Sentirá una sed eterna,

sentirá un hambre insaciable,

pero desconocerá que el amor

funde y derrite

y alimenta y sacia

la fuerza monstruosa del mal

que habita en las profundidades

de su corazón de elegida.

Capítulo IX: La sospecha

Elena, dando rienda suelta a su sueño e imaginando que Anaíd era su hija y la heredera de sus poderes, profirió el conjuro en la lengua antigua.

Anaíd lo tradujo por algo así como: «Cíñete a su cintura, oprime su vientre y esconde sus senos.»

Anaíd sintió un calor súbito en su cuerpo que le oprimió el tronco, como una faja, pero al poco se fue aflojando, aflojando, y desapareció. En su lugar sólo le quedó un leve enrojecimiento de la piel a la altura del ombligo.

Elena la examinó preocupada.

—¿No sientes una opresión que no te deja respirar?

Anaíd lo negó.

—No. Ha desaparecido.

—Es lo mismo que me ha ocurrido a mí —exclamó Criselda, que hasta ese momento se había mantenido en un discreto segundo plano sin intervenir.

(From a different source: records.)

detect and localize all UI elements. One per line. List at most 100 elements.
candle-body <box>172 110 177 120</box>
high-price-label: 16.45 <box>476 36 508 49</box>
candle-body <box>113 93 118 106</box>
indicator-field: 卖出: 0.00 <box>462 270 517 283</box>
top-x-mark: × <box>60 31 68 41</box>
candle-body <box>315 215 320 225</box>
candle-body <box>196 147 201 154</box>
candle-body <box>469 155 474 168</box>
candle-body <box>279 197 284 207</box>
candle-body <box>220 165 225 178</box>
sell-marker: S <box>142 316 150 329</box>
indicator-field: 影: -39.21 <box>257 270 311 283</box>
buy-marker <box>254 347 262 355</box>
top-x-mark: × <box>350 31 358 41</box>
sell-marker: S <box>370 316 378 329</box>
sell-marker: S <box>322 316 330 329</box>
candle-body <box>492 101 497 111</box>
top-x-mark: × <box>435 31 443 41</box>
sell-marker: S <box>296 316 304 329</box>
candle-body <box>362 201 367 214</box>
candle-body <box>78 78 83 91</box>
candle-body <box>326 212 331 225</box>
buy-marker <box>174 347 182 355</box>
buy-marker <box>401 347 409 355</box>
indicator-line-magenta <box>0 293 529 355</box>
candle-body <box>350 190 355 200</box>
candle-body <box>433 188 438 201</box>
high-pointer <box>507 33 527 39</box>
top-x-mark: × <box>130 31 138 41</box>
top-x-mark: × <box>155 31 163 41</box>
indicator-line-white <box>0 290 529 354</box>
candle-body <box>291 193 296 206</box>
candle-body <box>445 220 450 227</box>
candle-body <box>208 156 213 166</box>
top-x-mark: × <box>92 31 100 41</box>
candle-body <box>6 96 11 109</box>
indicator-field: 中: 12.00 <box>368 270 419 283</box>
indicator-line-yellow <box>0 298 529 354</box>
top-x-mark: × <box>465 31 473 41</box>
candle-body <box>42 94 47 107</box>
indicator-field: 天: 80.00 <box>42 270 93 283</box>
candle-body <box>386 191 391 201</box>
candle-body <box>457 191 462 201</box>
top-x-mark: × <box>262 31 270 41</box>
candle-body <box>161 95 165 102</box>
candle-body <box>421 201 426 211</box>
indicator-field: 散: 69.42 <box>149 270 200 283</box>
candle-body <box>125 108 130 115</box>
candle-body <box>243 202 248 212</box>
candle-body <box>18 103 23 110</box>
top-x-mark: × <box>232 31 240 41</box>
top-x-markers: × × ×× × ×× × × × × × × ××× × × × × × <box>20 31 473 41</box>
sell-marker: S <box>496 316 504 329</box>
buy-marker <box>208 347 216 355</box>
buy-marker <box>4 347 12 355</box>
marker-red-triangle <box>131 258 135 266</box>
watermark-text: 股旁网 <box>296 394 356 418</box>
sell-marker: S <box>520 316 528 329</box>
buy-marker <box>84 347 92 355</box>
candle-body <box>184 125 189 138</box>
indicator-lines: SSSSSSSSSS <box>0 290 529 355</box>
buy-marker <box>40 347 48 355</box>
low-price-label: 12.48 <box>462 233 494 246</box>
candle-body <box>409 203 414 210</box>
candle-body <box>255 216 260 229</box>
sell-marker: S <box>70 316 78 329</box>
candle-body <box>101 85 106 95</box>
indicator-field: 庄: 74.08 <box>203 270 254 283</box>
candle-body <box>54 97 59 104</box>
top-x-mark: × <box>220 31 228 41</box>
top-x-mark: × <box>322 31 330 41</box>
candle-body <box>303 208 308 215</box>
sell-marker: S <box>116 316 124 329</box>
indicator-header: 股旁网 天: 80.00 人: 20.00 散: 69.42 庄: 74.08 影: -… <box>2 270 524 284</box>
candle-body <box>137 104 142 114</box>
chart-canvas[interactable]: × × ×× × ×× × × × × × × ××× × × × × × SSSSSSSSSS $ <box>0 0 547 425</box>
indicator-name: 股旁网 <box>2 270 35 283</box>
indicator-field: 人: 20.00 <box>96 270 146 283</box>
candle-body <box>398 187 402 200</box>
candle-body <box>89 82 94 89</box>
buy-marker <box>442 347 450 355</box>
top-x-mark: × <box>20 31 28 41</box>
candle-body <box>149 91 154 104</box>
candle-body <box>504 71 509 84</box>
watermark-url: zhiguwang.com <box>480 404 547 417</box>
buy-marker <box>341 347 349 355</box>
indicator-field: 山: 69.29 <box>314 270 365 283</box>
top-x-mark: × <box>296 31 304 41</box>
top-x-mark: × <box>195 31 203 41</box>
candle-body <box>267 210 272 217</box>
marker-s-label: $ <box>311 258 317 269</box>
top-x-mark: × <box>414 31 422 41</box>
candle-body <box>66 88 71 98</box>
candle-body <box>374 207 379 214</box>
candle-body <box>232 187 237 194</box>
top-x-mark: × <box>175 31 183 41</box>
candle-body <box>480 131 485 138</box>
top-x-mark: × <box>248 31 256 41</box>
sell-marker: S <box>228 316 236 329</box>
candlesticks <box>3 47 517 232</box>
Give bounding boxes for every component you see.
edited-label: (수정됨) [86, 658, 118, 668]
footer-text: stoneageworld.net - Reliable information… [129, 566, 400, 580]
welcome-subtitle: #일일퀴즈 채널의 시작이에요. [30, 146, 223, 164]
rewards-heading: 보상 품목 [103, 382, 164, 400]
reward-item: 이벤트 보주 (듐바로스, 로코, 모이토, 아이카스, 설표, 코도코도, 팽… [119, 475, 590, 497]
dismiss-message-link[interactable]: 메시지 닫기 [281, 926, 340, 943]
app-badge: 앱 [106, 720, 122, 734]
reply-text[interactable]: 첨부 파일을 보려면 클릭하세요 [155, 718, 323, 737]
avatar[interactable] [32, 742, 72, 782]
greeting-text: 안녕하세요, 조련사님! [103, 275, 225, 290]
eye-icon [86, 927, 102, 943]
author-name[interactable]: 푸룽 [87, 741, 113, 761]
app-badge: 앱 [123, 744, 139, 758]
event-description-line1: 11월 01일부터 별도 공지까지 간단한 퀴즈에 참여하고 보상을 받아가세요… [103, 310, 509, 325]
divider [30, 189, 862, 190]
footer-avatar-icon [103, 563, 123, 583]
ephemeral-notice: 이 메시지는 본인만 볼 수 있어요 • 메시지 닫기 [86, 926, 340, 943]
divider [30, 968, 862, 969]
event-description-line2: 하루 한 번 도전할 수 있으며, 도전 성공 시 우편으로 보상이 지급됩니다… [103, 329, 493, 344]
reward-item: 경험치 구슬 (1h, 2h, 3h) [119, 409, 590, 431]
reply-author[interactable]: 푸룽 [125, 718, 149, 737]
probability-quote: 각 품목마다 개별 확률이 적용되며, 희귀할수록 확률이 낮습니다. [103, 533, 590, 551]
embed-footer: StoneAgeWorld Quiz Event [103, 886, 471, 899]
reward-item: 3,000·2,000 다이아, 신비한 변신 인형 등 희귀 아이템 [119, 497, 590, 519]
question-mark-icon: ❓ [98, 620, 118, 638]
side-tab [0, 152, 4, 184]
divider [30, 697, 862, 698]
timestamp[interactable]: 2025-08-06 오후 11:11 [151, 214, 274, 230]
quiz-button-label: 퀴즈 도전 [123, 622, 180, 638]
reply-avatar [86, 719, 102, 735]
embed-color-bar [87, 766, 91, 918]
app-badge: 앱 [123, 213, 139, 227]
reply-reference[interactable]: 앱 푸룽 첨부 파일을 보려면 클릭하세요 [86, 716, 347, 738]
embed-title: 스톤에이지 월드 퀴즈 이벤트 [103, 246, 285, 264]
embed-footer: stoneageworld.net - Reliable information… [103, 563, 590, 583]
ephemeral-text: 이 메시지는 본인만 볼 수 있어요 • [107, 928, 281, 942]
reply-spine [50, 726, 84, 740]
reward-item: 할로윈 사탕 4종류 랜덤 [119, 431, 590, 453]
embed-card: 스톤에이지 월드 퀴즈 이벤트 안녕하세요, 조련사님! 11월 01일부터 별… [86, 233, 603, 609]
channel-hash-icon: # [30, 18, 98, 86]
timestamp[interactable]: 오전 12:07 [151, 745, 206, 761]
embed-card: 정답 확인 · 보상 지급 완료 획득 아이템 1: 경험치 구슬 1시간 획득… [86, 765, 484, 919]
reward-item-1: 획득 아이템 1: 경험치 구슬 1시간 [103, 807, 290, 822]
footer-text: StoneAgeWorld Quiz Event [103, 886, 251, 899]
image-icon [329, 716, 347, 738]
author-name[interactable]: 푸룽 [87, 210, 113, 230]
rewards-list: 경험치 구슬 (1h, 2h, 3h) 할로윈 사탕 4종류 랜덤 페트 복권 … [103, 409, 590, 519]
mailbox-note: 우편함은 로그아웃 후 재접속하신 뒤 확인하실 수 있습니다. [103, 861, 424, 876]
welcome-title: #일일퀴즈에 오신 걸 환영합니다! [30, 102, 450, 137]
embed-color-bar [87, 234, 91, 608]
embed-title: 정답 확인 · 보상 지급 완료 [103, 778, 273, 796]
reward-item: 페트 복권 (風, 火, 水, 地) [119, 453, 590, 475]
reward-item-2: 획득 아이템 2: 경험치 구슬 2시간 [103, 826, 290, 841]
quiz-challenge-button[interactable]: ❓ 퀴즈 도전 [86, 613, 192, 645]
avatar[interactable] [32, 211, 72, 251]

Criselda se había quitado un peso de encima, creía que le fallaba la memoria o, peor aún, la habilidad. Lo cierto es que se sentía anormalmente cansada y olvidadiza y llevaba mucho tiempo intentando conjurar un escudo protector para Anaíd sin ningún resultado. Se dirigió a Karen, que en su calidad de médico era la experta.

— ¿Quieres probarlo tú?

Pero Karen estaba tan intrigada como Elena y Criselda.

— Todo ha sido correcto, pero parece como si Anaíd lo rechazara. Si no fuera porque sé que no puede hacerlo, diría que ella misma expulsa el escudo.

— ¿Yo? —exclamó Anaíd, un poco harta.

No le gustaba que le probasen ropa y todavía le gustaba menos ser una especie de banco de pruebas de madres frustradas que pretendían recordar antiguos conjuros de adolescencia con ella como conejillo de indias.

Karen examinó minuciosamente a Anaíd. Revisó su ropa, sus cabellos y se detuvo en las minúsculas lágrimas negras que colgaban de su cuello.

—Quizá sea culpa de este talismán. ¿De dónde lo has sacado?

Anaíd lo tomó con afecto y lo besó.

—Lo tallé yo misma, en recuerdo de Deméter.

Karen parecía intrigada.

—Pero... esta piedra. Fijaos. ¿Quién te la dio?

Todas se acercaron y Anaíd dio las explicaciones pertinentes. Se sentía orgullosa de su hallazgo.

—Es un meteorito. Lo encontré en el bosque, cerca de...

Calló. Iba a decir cerca de la cueva, pero nadie, ni siquiera su madre, conocía su existencia. Rectificó a tiempo.

— Cerca del arroyo. ¿Os gusta?

— ¿Cómo sabes que es un meteorito? —intervino desconfiada Gaya.

— Me lo dijo la abuela —respondió humildemente Anaíd, que tratándose de Gaya procuraba no llevarle la contraria ni incomodarla; al fin y al cabo era su profesora.

— Si lo dijo Deméter será cierto. Anda, quítatelo.

Probaremos el conjuro sin la piedra —resolvió Elena—. ¿Quieres hacerlo tú, Gaya?

Elena también procuraba contentar a Gaya y mantener la paz dentro del reducido coven, pero desafortunadamente Gaya no tuvo el menor éxito. El conjuro rebotaba en el cuerpo de Anaíd como una pelota contra una pared.

— ¿No estará bajo la protección de un sortilegio más potente? ¿Un anillo de protección radial tal vez?—lanzó Gaya.

Karen repasó con sumo cuidado el espacio circundante del aura de Anaíd con la palma de su mano.